Menurut para ahli tafsir, proses perubahan tersebut memakan waktu 22 tahunan. Pada awalnya hampir semua orang beranggapan bahwa sistem riba (bunga) akan menumbuhkan perekonomian, tetapi justru menurut Islam, riba malah merusak perekonomian. Sehingga Allah SWT mengharamkan perbuatan riba:
Orang-orang yang makan (mengambil) riba tidak dapat berdiri melainkan seperti berdirinya orang yang kemasukan setan lantaran (tekanan) penyakit gila. Keadaan mereka yang demikian itu, adalah disebabkan mereka berkata (berpendapat), sesungguhnya jual beli itu sama dengan riba, padahal Allah telah menghalalkan jual beli dan mengharamkan riba. Orang-orang yang telah sampai kepadanya larangan dari Tuhannya, lalu terus berhenti (dari mengambil riba), maka baginya apa yang telah diambilnya dahulu (sebelum datang larangan); dan urusannya (terserah) kepada Allah. Orang yang mengulangi (mengambil riba), maka orang itu adalah penghuni-penghuni neraka; mereka kekal di dalamnya. (QS al-Baqarah Ayat 275)
Kemudian, untuk melahirkan kekuatan ekonomi umat di Madinah, Rasulullah SAW menyatukan potensi ummat Islam.
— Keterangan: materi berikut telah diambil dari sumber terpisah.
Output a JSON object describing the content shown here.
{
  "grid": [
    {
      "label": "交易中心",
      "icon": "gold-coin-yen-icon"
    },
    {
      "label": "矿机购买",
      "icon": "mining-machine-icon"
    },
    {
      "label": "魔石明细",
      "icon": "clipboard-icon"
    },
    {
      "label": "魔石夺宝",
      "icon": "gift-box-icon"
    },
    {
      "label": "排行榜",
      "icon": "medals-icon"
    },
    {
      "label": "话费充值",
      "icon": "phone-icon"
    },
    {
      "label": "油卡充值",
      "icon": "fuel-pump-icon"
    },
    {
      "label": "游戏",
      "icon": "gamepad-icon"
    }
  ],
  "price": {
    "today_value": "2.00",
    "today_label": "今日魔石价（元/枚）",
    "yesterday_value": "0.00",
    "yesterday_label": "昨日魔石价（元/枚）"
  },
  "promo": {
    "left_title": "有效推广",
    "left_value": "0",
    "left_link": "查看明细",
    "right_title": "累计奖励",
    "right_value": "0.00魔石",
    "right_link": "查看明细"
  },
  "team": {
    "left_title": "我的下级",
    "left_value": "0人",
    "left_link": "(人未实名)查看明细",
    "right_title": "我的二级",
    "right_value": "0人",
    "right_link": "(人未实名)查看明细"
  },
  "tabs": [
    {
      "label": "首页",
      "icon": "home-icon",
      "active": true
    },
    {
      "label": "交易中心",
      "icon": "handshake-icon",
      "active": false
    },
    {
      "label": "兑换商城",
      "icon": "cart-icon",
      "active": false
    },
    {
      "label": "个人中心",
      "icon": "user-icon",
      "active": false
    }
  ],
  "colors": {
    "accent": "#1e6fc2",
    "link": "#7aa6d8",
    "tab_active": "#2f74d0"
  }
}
Beliau mempersaudarakan Suku Aus dan Khazraj serta Muhajirin dan Anshar dalam bingkai ukhuwah yang kokoh untuk membang bangun kekuatan ekonomi umat. Muhajirin yang jatuh “miskin” karena hijrah dari Mekkah, mendapat bantuan yang sangat berarti dari kaum Anshor.
Kaum Muhajirin yang piawai dalam perdagangan bersatu  dengan kaum Anshar yang memiliki modal dan produktif dalam pertanian. Kaum Anshar yang sebelumnya merupakan produsen yang lemah menghadapi konglomerat Yahudi, kini mendapatkan hak yang wajar dan kehidupan yang lebih baik. Kerjasama ekonomi tersebut membuahkan hasil gemilang dalam peningkatan kesejahteraan ekonomi ummat. Akhirnya banyak kaum muslimin yang membayar zakat, berwaqaf dan berinfaq untuk kemajuan Islam.
Kebijakan ekonomi Nabi Muhammad Saw di Madinah juga terlihat dari upaya Nabi Saw membangun pasar yang dikuasai ummat Islam. (Sebelumnya pasar-pasar dominan dikuasai kaum Yahudi), sehingga konsumen Muslim dapat berbelanja kepada pedagang muslim. Dampaknya, semakin tumbuhlah perekonomian kaum muslimin mengimbangi dominasi pedagang Yahudi.
Momentum Muharram pada tahun 1435 H ini, diharapkan memberi spirit bagi umat Islam untuk hijrah kepada syariah Allah SWT. Semangat perubahan kearah yang lebih, yang dipraktekkan Nabi Muhammad Saw bersama para sahabatnya dalam berhijrah, harus kita realisasikan dalam konteks kekinian, suatu konteks zaman yang penuh ketidakadilan ekonomi, rawan krisis moneter, kemiskinan dan pengangguran yang masih mengakar di bawah sistem dan dominasi ekonomi kapitalisme.
Marilah kita berbenah diri untuk menyelamatkan keyakinan kita dengan melakukan suatu perbuatan yang baik dengan niat yang sungguh-sungguh. Dengan cara hijrah dari kegiatan ekonomi yang mengandung unsur kedzaliman dan kemudharatan menuju perbuatan ekonomi yang berkeadilan dan kemaslahatan serta kesejahteraan dalam bingkai sistem ekonomi syari’ah.